Ce type de comportement rappelle l'idée d'un agent numérique plus autonomeIl est capable de prendre des décisions mineures en arrière-plan afin de fluidifier l'utilisation quotidienne du téléphone portable. Si ce système se concrétise par un produit destiné au grand public en Europe et en Espagne, la clé du succès résidera dans la communication autour de ce niveau d'intégration et dans les options de contrôle offertes quant à la quantité de données auxquelles l'assistant peut accéder.
Un autre aspect intéressant est la combinaison de modèles locaux et distantsLe fait que COSMO permette de choisir entre des modes hybrides, un modèle serveur uniquement ou un modèle local uniquement, ouvre la voie à des configurations plus flexibles, où l'utilisateur ou le système lui-même peuvent privilégier la vitesse, la confidentialité ou la puissance de calcul en fonction de la situation.
Pour l'écosystème Android européen, où coexistent des téléphones de prix très variés et des réseaux de qualité inégale, cette approche pourrait s'avérer particulièrement utile. Un téléphone de milieu de gamme, par exemple, pourrait davantage s'appuyer sur le cloud, tandis qu'un appareil haut de gamme en Espagne ou dans d'autres pays de l'UE pourrait tirer pleinement parti des capacités de Gemini Nano en l'exécutant directement sur l'appareil.
Globalement, COSMO laisse entrevoir un scénario dans lequel Les assistants s'intègrent plus naturellement au système d'exploitationIls transforment les actions de routine en processus quasi automatiques et combinent l'intelligence embarquée avec l'assistance à distance en cas de besoin.

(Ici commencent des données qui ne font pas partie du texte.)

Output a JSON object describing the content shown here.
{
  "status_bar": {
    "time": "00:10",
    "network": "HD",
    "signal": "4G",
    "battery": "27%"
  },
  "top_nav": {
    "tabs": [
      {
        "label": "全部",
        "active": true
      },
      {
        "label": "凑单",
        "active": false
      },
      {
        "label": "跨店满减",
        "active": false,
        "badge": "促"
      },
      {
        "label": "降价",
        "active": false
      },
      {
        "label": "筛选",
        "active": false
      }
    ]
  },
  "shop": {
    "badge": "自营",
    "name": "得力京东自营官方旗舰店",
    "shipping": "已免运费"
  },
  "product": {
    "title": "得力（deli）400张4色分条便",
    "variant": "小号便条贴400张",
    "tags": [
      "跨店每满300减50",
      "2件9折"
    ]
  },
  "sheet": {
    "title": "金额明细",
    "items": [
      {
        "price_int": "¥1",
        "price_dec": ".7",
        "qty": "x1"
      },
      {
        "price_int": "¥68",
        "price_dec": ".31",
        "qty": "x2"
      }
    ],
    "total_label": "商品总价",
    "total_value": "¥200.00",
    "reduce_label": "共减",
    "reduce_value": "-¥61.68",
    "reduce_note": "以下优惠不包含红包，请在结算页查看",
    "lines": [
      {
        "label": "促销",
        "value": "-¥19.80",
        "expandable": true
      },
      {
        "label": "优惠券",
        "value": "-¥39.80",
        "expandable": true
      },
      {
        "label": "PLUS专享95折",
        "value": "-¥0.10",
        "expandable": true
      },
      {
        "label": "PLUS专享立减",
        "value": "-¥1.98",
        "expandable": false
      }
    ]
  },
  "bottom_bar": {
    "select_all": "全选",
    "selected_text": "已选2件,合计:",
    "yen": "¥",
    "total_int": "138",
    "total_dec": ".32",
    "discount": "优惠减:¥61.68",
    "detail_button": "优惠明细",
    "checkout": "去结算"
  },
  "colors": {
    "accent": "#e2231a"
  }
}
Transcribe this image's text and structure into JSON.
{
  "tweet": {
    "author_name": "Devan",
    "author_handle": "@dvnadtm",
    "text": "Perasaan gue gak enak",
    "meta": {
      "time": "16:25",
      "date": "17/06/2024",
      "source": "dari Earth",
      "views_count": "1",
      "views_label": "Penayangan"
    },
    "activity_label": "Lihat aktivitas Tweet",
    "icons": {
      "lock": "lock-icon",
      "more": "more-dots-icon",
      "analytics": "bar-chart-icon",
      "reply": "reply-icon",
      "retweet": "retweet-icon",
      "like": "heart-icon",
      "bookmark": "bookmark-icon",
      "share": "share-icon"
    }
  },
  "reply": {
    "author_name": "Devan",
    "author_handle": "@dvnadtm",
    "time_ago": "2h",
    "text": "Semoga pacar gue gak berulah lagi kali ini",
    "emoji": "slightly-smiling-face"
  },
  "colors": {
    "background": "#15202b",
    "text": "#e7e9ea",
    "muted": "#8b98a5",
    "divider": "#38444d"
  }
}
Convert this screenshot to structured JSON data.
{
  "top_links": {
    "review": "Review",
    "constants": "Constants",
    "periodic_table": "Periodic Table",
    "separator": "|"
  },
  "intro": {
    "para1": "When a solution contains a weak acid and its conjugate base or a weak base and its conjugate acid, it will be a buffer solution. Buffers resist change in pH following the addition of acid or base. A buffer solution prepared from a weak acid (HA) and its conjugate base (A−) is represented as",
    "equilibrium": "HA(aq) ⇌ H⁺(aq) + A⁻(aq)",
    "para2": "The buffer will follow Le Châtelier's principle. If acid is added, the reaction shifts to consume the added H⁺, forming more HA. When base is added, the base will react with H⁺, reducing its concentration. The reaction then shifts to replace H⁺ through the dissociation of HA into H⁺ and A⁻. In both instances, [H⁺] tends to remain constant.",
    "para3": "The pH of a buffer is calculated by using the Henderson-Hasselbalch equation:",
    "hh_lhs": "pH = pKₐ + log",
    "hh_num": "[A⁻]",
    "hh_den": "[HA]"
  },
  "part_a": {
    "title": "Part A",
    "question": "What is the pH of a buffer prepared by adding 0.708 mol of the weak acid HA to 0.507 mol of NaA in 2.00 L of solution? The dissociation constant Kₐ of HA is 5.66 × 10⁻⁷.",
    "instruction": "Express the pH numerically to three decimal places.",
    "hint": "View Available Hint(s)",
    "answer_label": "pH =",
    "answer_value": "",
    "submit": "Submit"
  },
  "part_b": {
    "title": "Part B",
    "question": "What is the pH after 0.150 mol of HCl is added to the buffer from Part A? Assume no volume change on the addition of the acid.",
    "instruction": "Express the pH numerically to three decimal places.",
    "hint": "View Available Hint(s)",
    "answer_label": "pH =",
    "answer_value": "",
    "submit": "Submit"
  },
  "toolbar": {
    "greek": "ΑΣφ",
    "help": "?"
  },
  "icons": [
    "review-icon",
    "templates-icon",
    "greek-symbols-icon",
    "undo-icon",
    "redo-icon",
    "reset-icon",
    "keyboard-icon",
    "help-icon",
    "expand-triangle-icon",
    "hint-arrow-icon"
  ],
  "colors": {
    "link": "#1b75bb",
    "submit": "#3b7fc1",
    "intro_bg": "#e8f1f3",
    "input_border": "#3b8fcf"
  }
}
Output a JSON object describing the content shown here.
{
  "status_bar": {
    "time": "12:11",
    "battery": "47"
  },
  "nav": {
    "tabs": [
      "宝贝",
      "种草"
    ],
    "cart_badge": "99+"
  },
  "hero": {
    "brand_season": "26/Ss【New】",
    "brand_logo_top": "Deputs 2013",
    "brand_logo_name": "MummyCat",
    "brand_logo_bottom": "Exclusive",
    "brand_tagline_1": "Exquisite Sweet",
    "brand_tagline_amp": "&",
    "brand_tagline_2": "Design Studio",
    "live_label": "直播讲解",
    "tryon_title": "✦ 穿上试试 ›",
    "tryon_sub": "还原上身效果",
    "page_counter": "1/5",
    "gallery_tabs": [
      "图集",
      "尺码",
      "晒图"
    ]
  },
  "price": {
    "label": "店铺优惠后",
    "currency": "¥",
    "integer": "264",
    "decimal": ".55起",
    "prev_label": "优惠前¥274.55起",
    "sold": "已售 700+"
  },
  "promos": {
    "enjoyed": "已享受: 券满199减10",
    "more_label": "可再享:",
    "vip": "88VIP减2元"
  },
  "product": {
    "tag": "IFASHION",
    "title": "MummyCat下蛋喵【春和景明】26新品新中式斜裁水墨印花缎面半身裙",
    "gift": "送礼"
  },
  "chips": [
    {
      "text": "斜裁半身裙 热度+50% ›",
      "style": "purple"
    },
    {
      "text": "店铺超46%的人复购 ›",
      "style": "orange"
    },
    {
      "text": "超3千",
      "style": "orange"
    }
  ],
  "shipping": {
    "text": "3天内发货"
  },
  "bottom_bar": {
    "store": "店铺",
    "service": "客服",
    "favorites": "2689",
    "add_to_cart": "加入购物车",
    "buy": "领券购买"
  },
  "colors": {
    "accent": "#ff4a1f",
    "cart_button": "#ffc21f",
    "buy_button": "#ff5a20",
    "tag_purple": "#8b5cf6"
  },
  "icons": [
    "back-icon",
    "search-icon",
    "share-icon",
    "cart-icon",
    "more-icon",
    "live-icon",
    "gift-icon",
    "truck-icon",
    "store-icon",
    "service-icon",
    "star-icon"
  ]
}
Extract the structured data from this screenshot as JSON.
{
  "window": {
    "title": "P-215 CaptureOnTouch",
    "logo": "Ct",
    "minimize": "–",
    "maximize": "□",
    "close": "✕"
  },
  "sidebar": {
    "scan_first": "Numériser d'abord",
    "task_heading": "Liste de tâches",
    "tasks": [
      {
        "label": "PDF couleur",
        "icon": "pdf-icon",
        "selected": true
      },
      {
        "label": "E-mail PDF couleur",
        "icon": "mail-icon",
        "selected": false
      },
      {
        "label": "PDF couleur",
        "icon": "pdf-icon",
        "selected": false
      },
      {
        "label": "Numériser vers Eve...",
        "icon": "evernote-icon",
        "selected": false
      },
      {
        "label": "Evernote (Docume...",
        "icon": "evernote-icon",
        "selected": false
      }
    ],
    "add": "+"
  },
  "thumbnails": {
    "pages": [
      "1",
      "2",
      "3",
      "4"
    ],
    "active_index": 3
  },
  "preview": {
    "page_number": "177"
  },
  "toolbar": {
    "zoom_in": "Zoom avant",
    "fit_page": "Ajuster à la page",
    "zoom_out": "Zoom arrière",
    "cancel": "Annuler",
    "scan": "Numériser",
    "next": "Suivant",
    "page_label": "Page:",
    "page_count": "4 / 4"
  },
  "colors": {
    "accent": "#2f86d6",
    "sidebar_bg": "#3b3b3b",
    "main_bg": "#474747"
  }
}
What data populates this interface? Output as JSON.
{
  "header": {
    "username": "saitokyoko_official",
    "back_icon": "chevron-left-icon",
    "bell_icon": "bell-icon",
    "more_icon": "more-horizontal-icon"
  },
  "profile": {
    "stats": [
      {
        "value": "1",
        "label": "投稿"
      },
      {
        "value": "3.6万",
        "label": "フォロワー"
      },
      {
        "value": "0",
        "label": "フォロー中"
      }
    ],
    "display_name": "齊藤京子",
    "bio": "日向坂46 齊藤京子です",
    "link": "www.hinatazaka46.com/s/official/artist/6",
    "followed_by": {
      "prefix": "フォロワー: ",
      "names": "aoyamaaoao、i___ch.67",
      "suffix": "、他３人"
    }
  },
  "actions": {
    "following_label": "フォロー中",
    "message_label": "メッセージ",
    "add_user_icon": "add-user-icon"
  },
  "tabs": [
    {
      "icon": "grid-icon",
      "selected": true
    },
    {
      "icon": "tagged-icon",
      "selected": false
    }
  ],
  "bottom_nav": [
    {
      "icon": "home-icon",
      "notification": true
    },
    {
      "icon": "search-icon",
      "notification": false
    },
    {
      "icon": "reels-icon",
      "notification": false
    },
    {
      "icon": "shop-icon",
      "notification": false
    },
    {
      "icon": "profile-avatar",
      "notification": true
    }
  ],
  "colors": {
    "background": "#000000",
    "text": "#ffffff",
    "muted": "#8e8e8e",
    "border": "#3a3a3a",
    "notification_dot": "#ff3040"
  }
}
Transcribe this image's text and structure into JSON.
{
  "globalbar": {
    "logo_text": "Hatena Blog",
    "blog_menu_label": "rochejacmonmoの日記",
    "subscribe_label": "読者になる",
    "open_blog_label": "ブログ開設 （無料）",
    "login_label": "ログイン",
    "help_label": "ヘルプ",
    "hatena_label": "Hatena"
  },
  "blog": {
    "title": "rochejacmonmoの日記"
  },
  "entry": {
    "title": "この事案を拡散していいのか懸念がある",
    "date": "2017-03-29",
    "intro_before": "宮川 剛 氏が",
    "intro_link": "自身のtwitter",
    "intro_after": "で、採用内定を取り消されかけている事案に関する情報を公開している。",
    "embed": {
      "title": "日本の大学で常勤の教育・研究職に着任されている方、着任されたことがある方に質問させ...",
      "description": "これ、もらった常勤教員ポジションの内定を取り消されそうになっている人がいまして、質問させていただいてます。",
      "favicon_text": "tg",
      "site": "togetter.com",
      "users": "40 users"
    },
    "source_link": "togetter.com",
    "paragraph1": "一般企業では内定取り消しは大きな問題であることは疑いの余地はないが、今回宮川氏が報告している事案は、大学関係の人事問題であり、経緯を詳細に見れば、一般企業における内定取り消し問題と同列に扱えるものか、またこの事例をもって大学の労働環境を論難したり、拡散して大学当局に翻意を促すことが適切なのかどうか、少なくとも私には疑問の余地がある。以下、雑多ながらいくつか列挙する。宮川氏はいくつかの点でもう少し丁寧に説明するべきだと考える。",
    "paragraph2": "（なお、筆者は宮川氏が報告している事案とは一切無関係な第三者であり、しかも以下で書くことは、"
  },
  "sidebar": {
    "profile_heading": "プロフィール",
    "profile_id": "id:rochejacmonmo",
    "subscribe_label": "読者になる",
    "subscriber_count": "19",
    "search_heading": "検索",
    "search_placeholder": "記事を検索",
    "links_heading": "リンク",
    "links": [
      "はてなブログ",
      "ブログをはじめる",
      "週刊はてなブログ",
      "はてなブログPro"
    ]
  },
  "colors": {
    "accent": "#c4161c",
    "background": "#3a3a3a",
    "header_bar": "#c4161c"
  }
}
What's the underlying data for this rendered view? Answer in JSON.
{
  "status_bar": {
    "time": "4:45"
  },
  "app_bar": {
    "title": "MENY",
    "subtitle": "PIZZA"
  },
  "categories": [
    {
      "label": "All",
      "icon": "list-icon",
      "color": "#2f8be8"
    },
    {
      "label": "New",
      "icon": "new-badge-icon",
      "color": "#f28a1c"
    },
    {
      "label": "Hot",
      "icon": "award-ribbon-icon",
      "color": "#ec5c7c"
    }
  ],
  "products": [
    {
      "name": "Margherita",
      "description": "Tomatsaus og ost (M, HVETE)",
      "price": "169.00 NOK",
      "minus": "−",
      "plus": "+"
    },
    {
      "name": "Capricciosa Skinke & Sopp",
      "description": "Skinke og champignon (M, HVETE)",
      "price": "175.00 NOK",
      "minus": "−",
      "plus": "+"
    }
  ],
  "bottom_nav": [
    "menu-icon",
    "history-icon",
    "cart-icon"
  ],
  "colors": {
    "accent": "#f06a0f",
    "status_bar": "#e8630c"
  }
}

La brève apparition de COSMO pour Android sur Google Play a sans aucun doute constitué un revers, mais elle a aussi discrètement offert un aperçu des expérimentations menées par Google pour redéfinir la manière dont les utilisateurs interagissent avec leurs appareils mobiles. Si tout ce que nous avons vu jusqu'à présent aboutit à un produit final, les prochaines étapes de l'entreprise en matière d'assistants IA pourraient marquer un tournant majeur dans notre utilisation quotidienne d'Android, en Espagne comme dans le reste de l'Europe.